Search code examples
pythonlockingpython-multiprocessingterminate

Unexpected behavior after process termination in python


I have a multprocessing program which is designed to terminate all other processes when the first process is done, using multiprocessing.Lock() for indicating the end of this process, and multiprocessing.Queue() for storing the return value.

However, sometimes the program is stuck in queue.get() method, as like the put() function is not done yet.

Here is a simplified version of the probelm, with one sub-process at all.


import multiprocessing

def foo(is_done, queue):
    queue.put(1)
    is_done.set()

    
if __name__ == "__main__":
    while True:
        is_done = multiprocessing.Event()
        queue = multiprocessing.Queue()
        p = multiprocessing.Process(target=foo,args=(is_done,queue))
        p.start()
        is_done.wait()
        p.terminate()
        print(queue.get())
        

As lock is set AFTER putting the value in queue, so I expected the process to be terminated after the value has been added. I have noticed that a little delay before termination solves the problem (maybe because put() is not termination in middle?) I am curious to know why is that.


Solution

  • You need to understand two key points.

    The first is that multiprocessing.Queue is implemented internally using a Pipe, which means it is a class for inter-process communication under the queue protocol. The put method is a "get in line" operation, so to speak, and the item is not actually "in the queue" and remains in the sender's process until inter-process communication occurs, i.e., until someone tries to get the item. This is why we cannot join subprocesses when the queue is not empty. (NOTE: The above description may not be correct when the item is small.)

    The second is that Process.terminate is a method for forcefully terminating a process, not for gracefully shutting it down.

    The documentation explicitly states:

    If this method is used when the associated process is using a pipe or queue then the pipe or queue is liable to become corrupted and may become unusable by other process.

    This is because items that are not yet "in the queue" may be lost, along with the process that is still holding them.

    Because of this, there is no guarantee that your code will work as expected. Even if it looks like it, it is merely coincidental.

    Here is how to fix it:

    import multiprocessing
    
    
    def foo(is_done, queue):
        queue.put(1)
        is_done.set()
    
    
    if __name__ == "__main__":
        while True:
            is_done = multiprocessing.Event()
            queue = multiprocessing.Queue()
            p = multiprocessing.Process(target=foo, args=(is_done, queue))
            p.start()
            is_done.wait()
            # p.terminate()  # <-- Do not terminate BEFORE the queue is empty.
            print(queue.get())
            p.join()  # You can safely join the process AFTER the queue is empty.
            p.close()
    

    There is one more point worth mentioning. The revised code still contains a potential bug.

    This behavior is quite confusing, but it is also possible for the put method to exit before "getting in line". i.e., the Event may be set at a moment when the queue is still empty.

    This becomes a problem especially when placing a large item and performing a non-blocking get.

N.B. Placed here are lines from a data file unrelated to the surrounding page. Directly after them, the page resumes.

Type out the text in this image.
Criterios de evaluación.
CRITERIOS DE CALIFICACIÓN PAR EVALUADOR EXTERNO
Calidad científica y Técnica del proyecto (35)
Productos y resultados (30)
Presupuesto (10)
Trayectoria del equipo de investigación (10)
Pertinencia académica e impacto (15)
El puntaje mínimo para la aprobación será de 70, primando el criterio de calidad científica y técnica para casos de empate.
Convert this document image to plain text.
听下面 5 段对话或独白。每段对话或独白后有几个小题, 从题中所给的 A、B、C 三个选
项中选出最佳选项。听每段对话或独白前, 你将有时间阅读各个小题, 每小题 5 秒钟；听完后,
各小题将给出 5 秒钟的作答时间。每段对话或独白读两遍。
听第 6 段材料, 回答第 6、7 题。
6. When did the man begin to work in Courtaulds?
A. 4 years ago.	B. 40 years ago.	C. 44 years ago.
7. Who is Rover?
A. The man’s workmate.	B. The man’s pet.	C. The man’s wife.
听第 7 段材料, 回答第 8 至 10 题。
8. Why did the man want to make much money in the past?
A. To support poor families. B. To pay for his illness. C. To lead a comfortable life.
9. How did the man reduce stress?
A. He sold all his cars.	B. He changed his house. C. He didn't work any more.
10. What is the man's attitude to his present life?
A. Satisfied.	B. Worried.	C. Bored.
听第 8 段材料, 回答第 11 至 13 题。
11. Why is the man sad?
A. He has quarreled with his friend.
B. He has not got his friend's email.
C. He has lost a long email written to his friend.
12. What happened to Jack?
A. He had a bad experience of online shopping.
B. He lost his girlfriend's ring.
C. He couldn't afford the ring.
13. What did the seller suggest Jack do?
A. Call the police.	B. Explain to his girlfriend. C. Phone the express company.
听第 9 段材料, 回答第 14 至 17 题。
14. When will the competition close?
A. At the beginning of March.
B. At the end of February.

    import multiprocessing
    
    def foo(is_done, queue):
        queue.put(list(range(1_000_000)))  # Something big item.
        is_done.set()
    
    if __name__ == "__main__":
        while True:
            is_done = multiprocessing.Event()
            queue = multiprocessing.Queue()
            p = multiprocessing.Process(target=foo, args=(is_done, queue))
            p.start()
            is_done.wait()
            _ = queue.get(block=False)  # Non-blocking get.
            print("Success!")
            p.join()
            p.close()
    

    When you run this, you will eventually observe an Empty exception. This is likely due to the slight delay in the "getting in line" operation because it is multithreaded.

    Note that since your code uses a blocking get, this should not be a problem for you, as it will wait until the item is in line.

    If the revised code still does not work as expected, consider using multiprocessing.Manager().Queue() instead. Manager.Queue has its own process that ensures that the item is "in the queue" as soon as it is put. This will make the behavior more predictable in many respects. However, it is noticeably slower, so which is better depends on your use case.